The rapid decline in Irish house prices and the rate of the current mortgage slump has slowed, according to new figures.
House values have now levelled to November 2005 prices, according to the Bank of Ireland's quarterly analysis of the Irish property market. However, house prices are continuing to fall.
Last month's price fall was recorded at 0.2%, which reduced the previous annual pace of decline from 9.7% to 9.4%.
The Bank of Ireland has now projected an 8% fall for the full year.
Supply and demand factors have contributed to the continuing slowdown in mortgage lending, according to the bank.
The weakening of mortgage turnover has been effected by the ongoing international 'credit crunch' and stricter credit controls.
The number of new mortgage agreements has already fallen by 13.4% this year.
Despite this, the second quarter of 2008 saw a slight rise from the first quarter. During the first quarter fewer than 29,000 new mortgages were supplied, this grew to 35,000 in the second quarter.

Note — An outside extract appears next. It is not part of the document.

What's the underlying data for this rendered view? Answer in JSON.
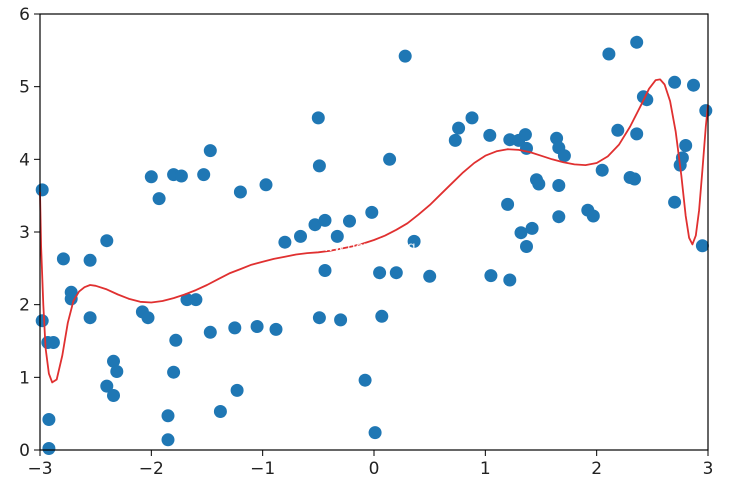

Dr Dan McLaughlin, Chief Economist at the Bank of Ireland, said: "The housing market is still in the throes of correction and it may well be 2009 before signs of stability emerge, particularly in the wake of the ECB rate rise in July.
"However, affordability has improved in the last 18 months and the ratio of house prices to income is expected to fall further to 5.8% in 2009, which would take it back to the levels existing just prior to Ireland entering the European Monetary Union."
Falling prices have prompted a stern response from suppliers. House completions fell to fewer than 28,000 during the first six months of 2008.
According to the Bank of Ireland, total new stock will reach 50,000 by the end of 2008, but this is still substantially less than last year's 78,000.
This would be the lowest percentage addition to the housing stock since 1996.
Market indicators have suggested housing starts could be even weaker leading into 2009, with the bank projecting less than 40,000 completions during the full year.
Dr McLaughlin said: "Sentiment and expectations can change, but the current economic backdrop is clearly negative, given weak consumer confidence, a rise in unemployment and persistently high inflation, which is eroding real incomes.
"On a more positive note, inflation may have peaked, given the recent fall in oil prices and the market is now pricing a rate cut by the ECB in the first half of 2009, which would be positive for the market."